Stick of Awesome

Remember that South Park game that came out for the Nintendo 64 and Playstation about 15 years ago? Remember how terrible it was? Stick of Truth is definitely not that game.

Trey Parker and Matt Stone, the masterminds behind the brilliantly offensive television series, learned their lesson the first time around and went above and beyond with Obsidian Entertainment to create a game worthy of the South Park name.

South Park: The Stick of Truth puts the player in control of the new kid in town who is just trying to fit in and make a few friends. The game play style is taken straight from classic turn-based role playing games such as Final Fantasy and Dragon’s Quest. Old-school RPG purists will be pleasantly surprised with the variety of customization options for characters and the usefulness of the supporting cast.

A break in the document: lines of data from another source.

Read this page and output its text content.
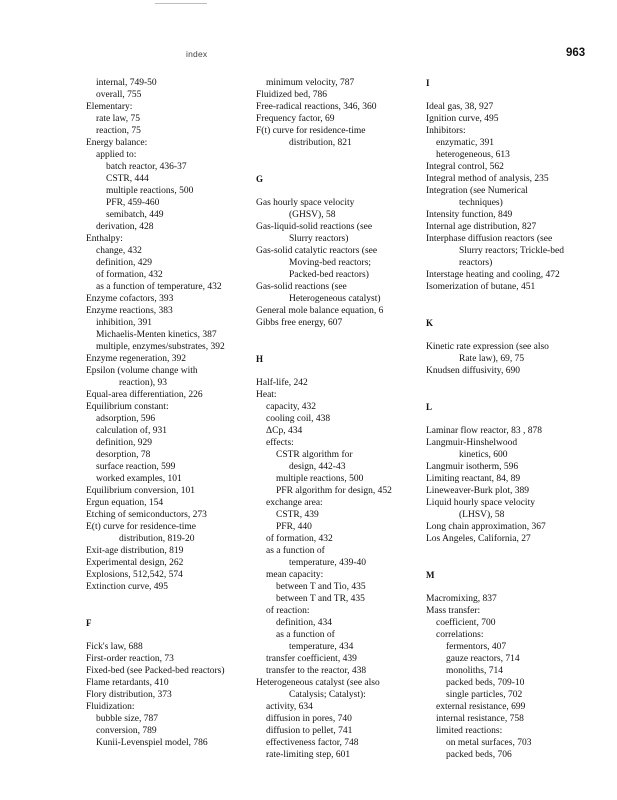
index	963
internal, 749-50
overall, 755
Elementary:
rate law, 75
reaction, 75
Energy balance:
applied to:
batch reactor, 436-37
CSTR, 444
multiple reactions, 500
PFR, 459-460
semibatch, 449
derivation, 428
Enthalpy:
change, 432
definition, 429
of formation, 432
as a function of temperature, 432
Enzyme cofactors, 393
Enzyme reactions, 383
inhibition, 391
Michaelis-Menten kinetics, 387
multiple, enzymes/substrates, 392
Enzyme regeneration, 392
Epsilon (volume change with
reaction), 93
Equal-area differentiation, 226
Equilibrium constant:
adsorption, 596
calculation of, 931
definition, 929
desorption, 78
surface reaction, 599
worked examples, 101
Equilibrium conversion, 101
Ergun equation, 154
Etching of semiconductors, 273
E(t) curve for residence-time
distribution, 819-20
Exit-age distribution, 819
Experimental design, 262
Explosions, 512,542, 574
Extinction curve, 495
F
Fick's law, 688
First-order reaction, 73
Fixed-bed (see Packed-bed reactors)
Flame retardants, 410
Flory distribution, 373
Fluidization:
bubble size, 787
conversion, 789
Kunii-Levenspiel model, 786
minimum velocity, 787
Fluidized bed, 786
Free-radical reactions, 346, 360
Frequency factor, 69
F(t) curve for residence-time
distribution, 821
G
Gas hourly space velocity
(GHSV), 58
Gas-liquid-solid reactions (see
Slurry reactors)
Gas-solid catalytic reactors (see
Moving-bed reactors;
Packed-bed reactors)
Gas-solid reactions (see
Heterogeneous catalyst)
General mole balance equation, 6
Gibbs free energy, 607
H
Half-life, 242
Heat:
capacity, 432
cooling coil, 438
ΔCp, 434
effects:
CSTR algorithm for
design, 442-43
multiple reactions, 500
PFR algorithm for design, 452
exchange area:
CSTR, 439
PFR, 440
of formation, 432
as a function of
temperature, 439-40
mean capacity:
between T and Tio, 435
between T and TR, 435
of reaction:
definition, 434
as a function of
temperature, 434
transfer coefficient, 439
transfer to the reactor, 438
Heterogeneous catalyst (see also
Catalysis; Catalyst):
activity, 634
diffusion in pores, 740
diffusion to pellet, 741
effectiveness factor, 748
rate-limiting step, 601
I
Ideal gas, 38, 927
Ignition curve, 495
Inhibitors:
enzymatic, 391
heterogeneous, 613
Integral control, 562
Integral method of analysis, 235
Integration (see Numerical
techniques)
Intensity function, 849
Internal age distribution, 827
Interphase diffusion reactors (see
Slurry reactors; Trickle-bed
reactors)
Interstage heating and cooling, 472
Isomerization of butane, 451
K
Kinetic rate expression (see also
Rate law), 69, 75
Knudsen diffusivity, 690
L
Laminar flow reactor, 83 , 878
Langmuir-Hinshelwood
kinetics, 600
Langmuir isotherm, 596
Limiting reactant, 84, 89
Lineweaver-Burk plot, 389
Liquid hourly space velocity
(LHSV), 58
Long chain approximation, 367
Los Angeles, California, 27
M
Macromixing, 837
Mass transfer:
coefficient, 700
correlations:
fermentors, 407
gauze reactors, 714
monoliths, 714
packed beds, 709-10
single particles, 702
external resistance, 699
internal resistance, 758
limited reactions:
on metal surfaces, 703
packed beds, 706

Surprisingly, nothing seems forced or repetitive throughout the 13-hour campaign even though nearly every major event and character in the continuity of the South Park world is mentioned or makes a cameo. The only exception during play was the lack of a certain drug-addicted towel. Otherwise, nearly every character is referenced in some way, from Mecha-Streisand to the Woodland Critters from that hilariously demented Christmas episode from a few years ago.

While the game is short, especially when compared to other modern role-playing games, it is long enough to satisfy fans of the television show and funny enough to bring in new fans as long as they don’t mind the toilet humor that South Park is famous for.

The biggest selling point of the game is that it plays exactly like an episode of South Park. The animation style is exactly like the show, the characters are all fully voiced, the soundtrack is straight from the show, and it uses the same opening and closing credits as the show. Simply put, if you walked in on someone playing the game, you’d think South Park had released another movie.

Overall, fans of South Park will absolutely love this game. After all, it is the game that should have been made 15 years ago instead of the shoddy first-person shooter that was made. The animation style, which should never “improve” since it is exactly like the show, lends itself to future downloadable content. It will hopefully extend the current single-player campaign if it doesn’t add entirely new campaigns to the neighborhood.

If you don’t like South Park, you will not like this game. It is just as offensive as the show, the language is beyond foul, and Trey and Matt went all out trying to make fun of as many people and groups of people as they possibly could. The game even pokes fun at itself several times. The only difference in the show and the game is that the game is not censored one bit. Every four-letter word is heard, every pixel of nudity is seen, every foul bodily function is highlighted. The Stick of Truth, simply put, is exactly what South Park fans have been waiting for in a game.

Normally, when reviewing something, we give it a rating based on our own feelings. For fans of South Park, the game is a solid work of art. For people who don’t like South Park, it is probably the worst game ever made.

For those few people out there who don’t know what South Park is, it really depends on what sort of games you like and how easily offended you are. Classic RPG fans with an iron constitution should certainly give the game a try. It’s a great game, but tread with caution.